Nomura will eliminate executives’ annual bonuses and cut their monthly pay as much as 30 percent as it aims to reduce costs by 10 percent in the fiscal year starting April 1, Nakada said. He said details for a capital-raising plan have not yet been decided.

The company’s four straight quarterly losses compare with five at New York-based Citigroup Inc. and six for Merrill Lynch & Co., the Wall Street firm acquired by Bank of America Corp. in a deal that’s sparked anger from investors.

Revenue Evaporates

Revenue plunged 99 percent to 2.7 billion yen in the three months ended Dec. 31 from a year earlier. Brokerage commissions declined 29 percent to 73.4 billion yen as investors shunned the stock market, causing the average daily value of shares traded on the Tokyo Stock Exchange to drop 33 percent from a year earlier.
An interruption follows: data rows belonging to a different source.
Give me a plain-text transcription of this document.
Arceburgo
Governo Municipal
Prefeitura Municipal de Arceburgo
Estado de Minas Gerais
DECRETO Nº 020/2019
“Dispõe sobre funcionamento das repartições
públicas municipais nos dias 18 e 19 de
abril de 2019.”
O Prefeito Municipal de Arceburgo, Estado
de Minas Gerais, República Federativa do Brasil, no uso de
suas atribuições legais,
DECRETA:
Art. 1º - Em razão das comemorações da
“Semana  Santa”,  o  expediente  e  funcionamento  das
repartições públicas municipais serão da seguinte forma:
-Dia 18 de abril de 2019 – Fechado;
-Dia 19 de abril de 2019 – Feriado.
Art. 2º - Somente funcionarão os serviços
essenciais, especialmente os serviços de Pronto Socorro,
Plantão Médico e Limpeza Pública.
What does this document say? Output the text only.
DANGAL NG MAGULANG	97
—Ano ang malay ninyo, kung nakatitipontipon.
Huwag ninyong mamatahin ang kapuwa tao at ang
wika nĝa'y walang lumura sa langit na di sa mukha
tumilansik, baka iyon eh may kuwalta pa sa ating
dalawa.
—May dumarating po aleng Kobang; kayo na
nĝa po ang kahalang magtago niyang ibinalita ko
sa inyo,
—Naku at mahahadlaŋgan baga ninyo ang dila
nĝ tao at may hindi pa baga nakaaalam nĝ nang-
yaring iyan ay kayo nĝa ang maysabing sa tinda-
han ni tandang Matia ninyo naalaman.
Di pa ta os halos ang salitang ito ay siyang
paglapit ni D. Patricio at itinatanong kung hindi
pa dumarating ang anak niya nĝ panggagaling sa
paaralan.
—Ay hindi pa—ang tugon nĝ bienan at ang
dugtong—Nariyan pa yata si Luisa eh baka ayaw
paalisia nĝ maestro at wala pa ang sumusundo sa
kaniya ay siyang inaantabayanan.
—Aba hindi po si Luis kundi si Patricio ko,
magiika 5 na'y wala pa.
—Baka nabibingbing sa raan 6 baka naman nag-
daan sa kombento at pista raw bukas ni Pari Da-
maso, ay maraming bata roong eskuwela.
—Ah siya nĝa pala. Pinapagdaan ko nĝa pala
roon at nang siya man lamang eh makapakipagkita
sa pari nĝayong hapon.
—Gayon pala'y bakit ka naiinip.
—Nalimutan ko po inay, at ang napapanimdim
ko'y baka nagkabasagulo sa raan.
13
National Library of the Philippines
“We posted a big net loss because of unprecedented turmoil in the third quarter,” CEO Watanabe said in a statement. “But our financial base is still strong and we can see synergies in cross-border mergers and acquisitions from merging with Lehman.”

Watanabe, who joined Nomura in 1975 and became CEO in April 2008, didn’t attend the press briefing.

Nomura fell 59 percent in Tokyo trading during the past 12 months and climbed 4.9 percent today to close at 639 yen before the latest financial results were reported.

Labor Costs Surge

“Nomura’s heavy losses leave no doubt that the global financial crisis has caught up with Japan,” said Neil Katkov, head of Asia research at Celent LLC in Tokyo. “Similar bad news can be expected from other Japanese securities firms, large and small.”

The firm, which agreed to take over about 8,000 employees from Lehman, said labor costs in the third quarter surged 73 percent. The company said last month it would fire as many as 1,000 employees in London, including former Lehman employees.

It also is eliminating more than 100 positions in Asia and cutting at least 100 jobs in Tokyo, mainly among former Lehman employees, two people familiar with the situation said Dec. 9.

Nomura will also cut its full-year dividend to 25.5 yen per share, from 34 yen a year earlier.

The company has previously announced it will raise about $6 billion of capital after about $4.4 billion of losses and writedowns tied to the global credit crisis.

Nomura booked a 32.3 billion yen loss linked to Bernard Madoff’s investment funds and lost 43.1 billion yen on Icelandic bank bonds. It booked a loss from its stake in New York-based Fortress Investment Group LLC of 62.3 billion yen.